二つ目は、「いじめといじめの被害化を減らすための学校をベースにしたプログラム」である。前者と比較するとこのレビューは、どのような対策がいじめ防止に効果があるのかを明確に示している点で興味深い。しかも、適切ないじめ対策を行えば、20~23%程度いじめを減少させることができ、それによって被害化を17~20%程度減少させることができると結論づけている。具体的ないじめ対策を見ていくと、新しくいじめ対策の手法を作るにあたっては、遊び場の監督を強化することにも気を配るべきであるとしている。このレビューでは、遊び場での監督が、プログラムの効果と最も強く関係していた要素の一つであった。つまり、いじめ対策には休み時間における監督に効果があるということである。そのほか、いじめ対策として教師に対する研修を行う場合には、時間をかけて徹底した研修を行う必要があること、また、いじめを実施している者に対する懲罰的な介入方法は年少の子ども(4年生)に対してより有効に機能し、非懲罰的な介入方法は、年長の子ども(6年生)に対してより有効に機能することも指摘されている。これは、いじめ対策において年齢に応じたプログラムを作る必要性があることを示唆するものである。さらに、本レビューでは、全校的ないじめ対策がさほど被害化を防止できないこと、いじめられた子どもたちは、その問題を誰にも相談できないことが多いし、親や教師たちはいじめっこの行動についていじめっこ自身とはあまり話をしていない。したがって新しくつくるいじめ対策の手法は、学校の枠を超え、家族などシステム的な要因に対象を広げるべきであり、親の研修/面談が、いじめの減少にも被害化の減少にも効果的であったことが示されている。これらの知見は、指導内容の公表や教師と親との面談を通じて、学校におけるいじめの問題への親の意識を高める取り組みを行うべきであるということを示唆していると思われる。このようにいじめの防止に関しては、エビデンスから見てもさまざまに有効な介入方法が確認されており、その意味で勇気づけられるレビューと言える。
これまでのブックレットで津富宏教授が記しているように、キャンベル共同計画の成果であるレビューは、これまでの研究を概観するような単なるレビュー(ナラティブ・レビュー)ではない。

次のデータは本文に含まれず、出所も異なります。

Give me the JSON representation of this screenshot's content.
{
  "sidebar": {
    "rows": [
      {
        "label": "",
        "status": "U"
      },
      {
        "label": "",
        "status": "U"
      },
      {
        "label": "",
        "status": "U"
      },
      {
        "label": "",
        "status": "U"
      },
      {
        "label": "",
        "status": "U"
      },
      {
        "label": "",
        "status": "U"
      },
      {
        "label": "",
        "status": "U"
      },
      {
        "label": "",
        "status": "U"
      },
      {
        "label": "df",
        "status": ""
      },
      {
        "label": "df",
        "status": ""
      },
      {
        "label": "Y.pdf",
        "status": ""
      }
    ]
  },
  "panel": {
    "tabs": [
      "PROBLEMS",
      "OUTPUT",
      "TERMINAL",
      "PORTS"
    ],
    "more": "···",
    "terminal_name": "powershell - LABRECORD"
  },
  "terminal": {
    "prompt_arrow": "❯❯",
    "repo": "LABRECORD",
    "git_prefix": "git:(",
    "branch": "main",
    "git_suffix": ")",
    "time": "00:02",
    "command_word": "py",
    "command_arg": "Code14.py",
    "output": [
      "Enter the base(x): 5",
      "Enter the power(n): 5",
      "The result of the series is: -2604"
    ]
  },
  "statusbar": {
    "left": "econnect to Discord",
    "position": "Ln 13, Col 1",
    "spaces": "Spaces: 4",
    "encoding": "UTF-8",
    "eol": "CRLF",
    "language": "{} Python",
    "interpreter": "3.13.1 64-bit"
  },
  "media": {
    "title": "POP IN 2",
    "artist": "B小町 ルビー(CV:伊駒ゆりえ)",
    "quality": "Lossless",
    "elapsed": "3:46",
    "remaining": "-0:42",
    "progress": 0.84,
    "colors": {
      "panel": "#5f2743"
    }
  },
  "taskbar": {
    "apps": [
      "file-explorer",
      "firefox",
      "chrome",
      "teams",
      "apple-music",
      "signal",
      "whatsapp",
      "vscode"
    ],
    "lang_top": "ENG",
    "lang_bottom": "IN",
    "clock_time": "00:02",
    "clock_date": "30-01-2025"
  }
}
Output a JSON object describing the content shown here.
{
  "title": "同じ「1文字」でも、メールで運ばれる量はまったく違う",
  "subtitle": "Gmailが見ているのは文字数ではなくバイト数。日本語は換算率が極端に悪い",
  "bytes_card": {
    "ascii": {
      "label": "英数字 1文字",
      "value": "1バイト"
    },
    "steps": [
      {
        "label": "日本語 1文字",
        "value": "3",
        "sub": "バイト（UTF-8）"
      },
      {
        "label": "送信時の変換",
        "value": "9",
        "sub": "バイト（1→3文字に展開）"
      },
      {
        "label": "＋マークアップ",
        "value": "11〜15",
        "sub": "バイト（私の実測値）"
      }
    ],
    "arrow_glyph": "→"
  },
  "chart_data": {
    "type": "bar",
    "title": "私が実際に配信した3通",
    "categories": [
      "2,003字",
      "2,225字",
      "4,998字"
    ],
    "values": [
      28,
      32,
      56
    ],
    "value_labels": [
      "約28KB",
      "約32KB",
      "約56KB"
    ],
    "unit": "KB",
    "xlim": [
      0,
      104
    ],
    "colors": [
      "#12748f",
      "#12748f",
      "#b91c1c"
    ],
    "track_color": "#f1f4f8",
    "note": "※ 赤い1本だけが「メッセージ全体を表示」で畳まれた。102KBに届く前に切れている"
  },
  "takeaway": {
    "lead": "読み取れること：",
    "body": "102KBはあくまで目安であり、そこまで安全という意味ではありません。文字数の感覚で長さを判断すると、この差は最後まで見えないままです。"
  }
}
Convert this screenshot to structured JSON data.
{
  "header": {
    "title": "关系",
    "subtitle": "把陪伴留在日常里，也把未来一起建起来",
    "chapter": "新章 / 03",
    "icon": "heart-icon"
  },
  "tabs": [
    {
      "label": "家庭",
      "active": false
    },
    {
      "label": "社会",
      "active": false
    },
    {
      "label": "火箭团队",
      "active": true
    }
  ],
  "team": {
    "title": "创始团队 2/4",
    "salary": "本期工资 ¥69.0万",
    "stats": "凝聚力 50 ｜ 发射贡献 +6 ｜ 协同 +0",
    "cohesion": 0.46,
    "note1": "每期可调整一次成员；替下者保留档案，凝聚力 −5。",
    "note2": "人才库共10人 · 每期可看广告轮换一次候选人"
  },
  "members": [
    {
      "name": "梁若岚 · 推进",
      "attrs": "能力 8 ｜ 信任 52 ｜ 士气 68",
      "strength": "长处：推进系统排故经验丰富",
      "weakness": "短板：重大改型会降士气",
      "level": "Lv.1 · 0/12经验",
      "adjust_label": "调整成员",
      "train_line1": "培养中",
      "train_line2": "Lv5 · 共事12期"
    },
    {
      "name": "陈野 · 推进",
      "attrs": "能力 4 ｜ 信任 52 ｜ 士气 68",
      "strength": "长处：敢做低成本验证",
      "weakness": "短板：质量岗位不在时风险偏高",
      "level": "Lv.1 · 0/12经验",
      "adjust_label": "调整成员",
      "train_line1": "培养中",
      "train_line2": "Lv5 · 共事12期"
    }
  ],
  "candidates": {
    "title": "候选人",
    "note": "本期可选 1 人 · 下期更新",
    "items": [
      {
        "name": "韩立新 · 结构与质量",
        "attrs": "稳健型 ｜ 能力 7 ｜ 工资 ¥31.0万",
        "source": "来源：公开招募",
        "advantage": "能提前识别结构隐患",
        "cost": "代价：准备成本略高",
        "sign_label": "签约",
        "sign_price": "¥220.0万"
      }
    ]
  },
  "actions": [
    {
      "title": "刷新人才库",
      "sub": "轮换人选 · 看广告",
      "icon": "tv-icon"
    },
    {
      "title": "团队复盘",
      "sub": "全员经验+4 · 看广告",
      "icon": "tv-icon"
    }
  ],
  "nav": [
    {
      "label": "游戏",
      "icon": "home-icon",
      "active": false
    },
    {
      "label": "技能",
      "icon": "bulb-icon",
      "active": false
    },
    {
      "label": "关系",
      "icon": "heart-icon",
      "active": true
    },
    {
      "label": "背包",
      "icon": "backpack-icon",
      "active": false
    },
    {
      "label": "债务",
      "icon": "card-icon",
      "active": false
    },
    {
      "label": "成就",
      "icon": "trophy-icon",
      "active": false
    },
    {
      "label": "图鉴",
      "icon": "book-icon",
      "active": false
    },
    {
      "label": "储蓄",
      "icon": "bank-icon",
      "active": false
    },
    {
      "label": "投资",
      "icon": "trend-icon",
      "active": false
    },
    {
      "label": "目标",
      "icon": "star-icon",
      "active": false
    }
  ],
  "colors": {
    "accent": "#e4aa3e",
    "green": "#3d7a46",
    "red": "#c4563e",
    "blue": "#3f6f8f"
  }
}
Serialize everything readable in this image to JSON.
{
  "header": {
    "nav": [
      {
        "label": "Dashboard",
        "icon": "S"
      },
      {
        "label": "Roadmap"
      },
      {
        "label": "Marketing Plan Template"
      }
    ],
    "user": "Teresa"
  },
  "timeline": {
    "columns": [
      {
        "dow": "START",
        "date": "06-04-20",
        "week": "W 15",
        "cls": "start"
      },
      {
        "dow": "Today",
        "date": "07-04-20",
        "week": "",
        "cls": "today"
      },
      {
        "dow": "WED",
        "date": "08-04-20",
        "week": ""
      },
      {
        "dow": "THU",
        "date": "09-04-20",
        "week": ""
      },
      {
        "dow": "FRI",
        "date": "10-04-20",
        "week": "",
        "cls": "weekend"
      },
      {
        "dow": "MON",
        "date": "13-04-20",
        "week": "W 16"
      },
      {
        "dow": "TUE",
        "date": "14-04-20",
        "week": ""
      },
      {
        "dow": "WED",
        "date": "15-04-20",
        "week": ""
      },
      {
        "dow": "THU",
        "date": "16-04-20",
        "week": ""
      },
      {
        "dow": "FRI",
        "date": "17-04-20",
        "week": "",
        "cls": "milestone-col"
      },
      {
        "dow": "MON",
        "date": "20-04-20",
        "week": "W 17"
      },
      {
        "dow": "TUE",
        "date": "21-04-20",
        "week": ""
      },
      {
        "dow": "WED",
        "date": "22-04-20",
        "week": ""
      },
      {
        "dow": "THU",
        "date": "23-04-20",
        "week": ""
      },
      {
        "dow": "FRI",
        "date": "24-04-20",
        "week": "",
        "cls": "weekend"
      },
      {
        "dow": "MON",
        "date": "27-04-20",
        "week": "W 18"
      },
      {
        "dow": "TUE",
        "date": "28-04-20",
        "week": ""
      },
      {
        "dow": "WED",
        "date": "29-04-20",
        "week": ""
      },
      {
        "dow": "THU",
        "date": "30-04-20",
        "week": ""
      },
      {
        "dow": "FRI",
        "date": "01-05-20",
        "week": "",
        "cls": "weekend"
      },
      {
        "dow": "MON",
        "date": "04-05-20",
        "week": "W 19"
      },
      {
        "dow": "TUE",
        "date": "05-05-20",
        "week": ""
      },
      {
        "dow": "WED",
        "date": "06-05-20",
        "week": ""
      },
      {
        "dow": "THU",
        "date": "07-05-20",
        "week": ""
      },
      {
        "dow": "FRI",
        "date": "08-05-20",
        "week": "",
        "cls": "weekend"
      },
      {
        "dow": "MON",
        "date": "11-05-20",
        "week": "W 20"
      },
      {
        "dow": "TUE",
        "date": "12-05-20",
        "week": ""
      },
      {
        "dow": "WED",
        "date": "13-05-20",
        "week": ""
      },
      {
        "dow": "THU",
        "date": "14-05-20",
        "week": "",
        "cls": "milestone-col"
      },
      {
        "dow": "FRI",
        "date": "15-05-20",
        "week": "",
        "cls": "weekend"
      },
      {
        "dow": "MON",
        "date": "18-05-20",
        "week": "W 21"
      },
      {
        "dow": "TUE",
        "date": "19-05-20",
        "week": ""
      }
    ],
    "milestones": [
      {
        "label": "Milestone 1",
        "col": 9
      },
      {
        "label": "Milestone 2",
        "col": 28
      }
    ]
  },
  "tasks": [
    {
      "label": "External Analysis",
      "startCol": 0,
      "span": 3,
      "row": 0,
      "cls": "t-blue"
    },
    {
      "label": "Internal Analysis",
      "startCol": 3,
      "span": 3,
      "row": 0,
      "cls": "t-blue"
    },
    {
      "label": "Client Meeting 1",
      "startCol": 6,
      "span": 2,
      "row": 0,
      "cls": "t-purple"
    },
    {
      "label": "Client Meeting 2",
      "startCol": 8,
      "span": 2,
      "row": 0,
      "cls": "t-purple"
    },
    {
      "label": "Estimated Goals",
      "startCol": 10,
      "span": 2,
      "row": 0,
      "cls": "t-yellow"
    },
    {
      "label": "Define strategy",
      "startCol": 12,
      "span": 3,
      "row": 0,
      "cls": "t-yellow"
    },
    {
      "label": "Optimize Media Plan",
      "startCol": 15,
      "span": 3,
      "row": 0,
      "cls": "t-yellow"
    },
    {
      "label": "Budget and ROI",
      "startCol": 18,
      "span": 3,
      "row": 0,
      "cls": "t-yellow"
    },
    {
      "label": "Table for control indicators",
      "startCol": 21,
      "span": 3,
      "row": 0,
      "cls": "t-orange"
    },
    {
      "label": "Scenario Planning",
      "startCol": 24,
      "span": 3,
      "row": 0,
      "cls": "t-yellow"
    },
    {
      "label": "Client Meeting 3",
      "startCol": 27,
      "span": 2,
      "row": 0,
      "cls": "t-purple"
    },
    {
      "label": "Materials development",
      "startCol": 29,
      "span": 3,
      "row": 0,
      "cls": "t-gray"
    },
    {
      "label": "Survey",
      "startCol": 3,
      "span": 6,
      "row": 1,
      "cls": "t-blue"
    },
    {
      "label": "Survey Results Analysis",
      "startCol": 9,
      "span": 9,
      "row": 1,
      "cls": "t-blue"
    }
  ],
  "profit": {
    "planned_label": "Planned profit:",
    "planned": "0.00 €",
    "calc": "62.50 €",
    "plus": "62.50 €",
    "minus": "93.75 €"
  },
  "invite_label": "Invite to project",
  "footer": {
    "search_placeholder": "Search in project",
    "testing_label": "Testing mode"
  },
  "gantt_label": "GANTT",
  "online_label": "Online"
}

疫学の基本的な考え方にのっとり、レビューの計画段階から、対象やその方法が適切であるかの審査を経て、更に、メタ分析の方法など、レビューそのものが、系統的レビューとして適切であるかどうかの審査を経た上で公表される。読者には、この二つのレビューを単なる学術誌の論文の一つとしてではなく、膨大な時間と手間隙をかけた、現時点で最良のエビデンスであることを理解した上で、じっくりと読み、その成果を活用する方法を考えていただきたい。